Ruzzante (Mdp): «Veneto First discrimina i veneti»

«Sembra paradossale che alla parola d’ordine “Prima il Veneto” corrisponda un provvedimento discriminatorio nei confronti degli stessi cittadini veneti. Eppure, dopo l’approvazione della legge “Veneto First” che introduce la precedenza per l’ammissione ai nidi comunali per chi risiede nel territorio regionale da almeno 15 anni, la maggioranza sembra intenzionata a proseguire su questa strada». Il consigliere regionale Piero Ruzzante, esponente di Articolo 1 – MDP, informa con una nota di aver scritto al Governo chiedendo che sia sollevato un giudizio di costituzionalità sulla legge regionale per il suo carattere discriminatorio e commenta la Proposta di legge firmata da Riccardo Barbisan (Lega Nord) presentata ieri in V commissione, che «vorrebbe estendere il “principio premiante” della residenzialità a tutte le prestazioni di natura assistenziale erogate da Regione ed enti locali. Altro che premio: il criterio della residenzialità servirà a castigare i veneti che dopo aver lasciato la regione volessero farvi ritorno».
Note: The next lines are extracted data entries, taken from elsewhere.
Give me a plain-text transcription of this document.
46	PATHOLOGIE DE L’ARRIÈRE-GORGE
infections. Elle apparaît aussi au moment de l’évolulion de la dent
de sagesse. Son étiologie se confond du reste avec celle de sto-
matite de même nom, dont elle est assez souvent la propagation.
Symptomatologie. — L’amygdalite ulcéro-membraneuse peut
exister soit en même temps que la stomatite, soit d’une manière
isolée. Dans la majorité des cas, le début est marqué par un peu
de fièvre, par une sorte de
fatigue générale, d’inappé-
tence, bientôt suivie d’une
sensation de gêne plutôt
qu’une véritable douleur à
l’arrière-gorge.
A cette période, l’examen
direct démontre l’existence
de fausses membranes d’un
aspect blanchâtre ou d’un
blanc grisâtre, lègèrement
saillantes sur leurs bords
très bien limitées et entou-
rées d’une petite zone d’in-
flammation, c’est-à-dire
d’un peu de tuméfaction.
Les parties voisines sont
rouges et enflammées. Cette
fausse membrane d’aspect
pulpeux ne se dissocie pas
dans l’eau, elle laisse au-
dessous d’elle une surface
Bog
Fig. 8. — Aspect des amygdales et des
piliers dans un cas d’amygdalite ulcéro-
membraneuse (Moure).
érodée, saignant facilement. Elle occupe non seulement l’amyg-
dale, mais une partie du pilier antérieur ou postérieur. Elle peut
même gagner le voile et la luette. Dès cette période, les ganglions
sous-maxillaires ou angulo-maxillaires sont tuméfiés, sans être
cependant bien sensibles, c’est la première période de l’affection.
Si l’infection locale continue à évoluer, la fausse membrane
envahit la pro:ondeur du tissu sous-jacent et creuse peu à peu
«La proposta di legge, infatti, prevede una graduatoria per l’accesso ai servizi basata sul periodo continuativo di residenza in Veneto: appena un cittadino si troverà fuori dalla regione, magari per ragioni di lavoro o di studio, azzera il “contatore”. In sostanza, basta trasferirsi a pochi passi, in Lombardia o in Emilia Romagna, per perdere ogni diritto sociale nella nostra regione. Una vera e propria fregatura per tutti i veneti che hanno bisogno di un alloggio popolare, dell’asilo per i propri figli o dei buoni scuola – prosegue Ruzzante – tutti servizi a cui non avranno più diritto se andranno ad abitare, anche per poco tempo, in altre regioni. Per non parlare poi dei veneti residenti all’estero o dei cervelli in fuga dalla nostra regione o di chi, come gli agenti delle forze dell’ordine o gli insegnanti, che non possono decidere la sede di lavoro: con la proposta di Barbisan, la maggioranza ha deciso di voltare le spalle a queste persone. La regola che sembrano avere in mente gli uomini di Zaia è molto semplice – conclude il consigliere – se esci dal Veneto perdi i diritti sociali».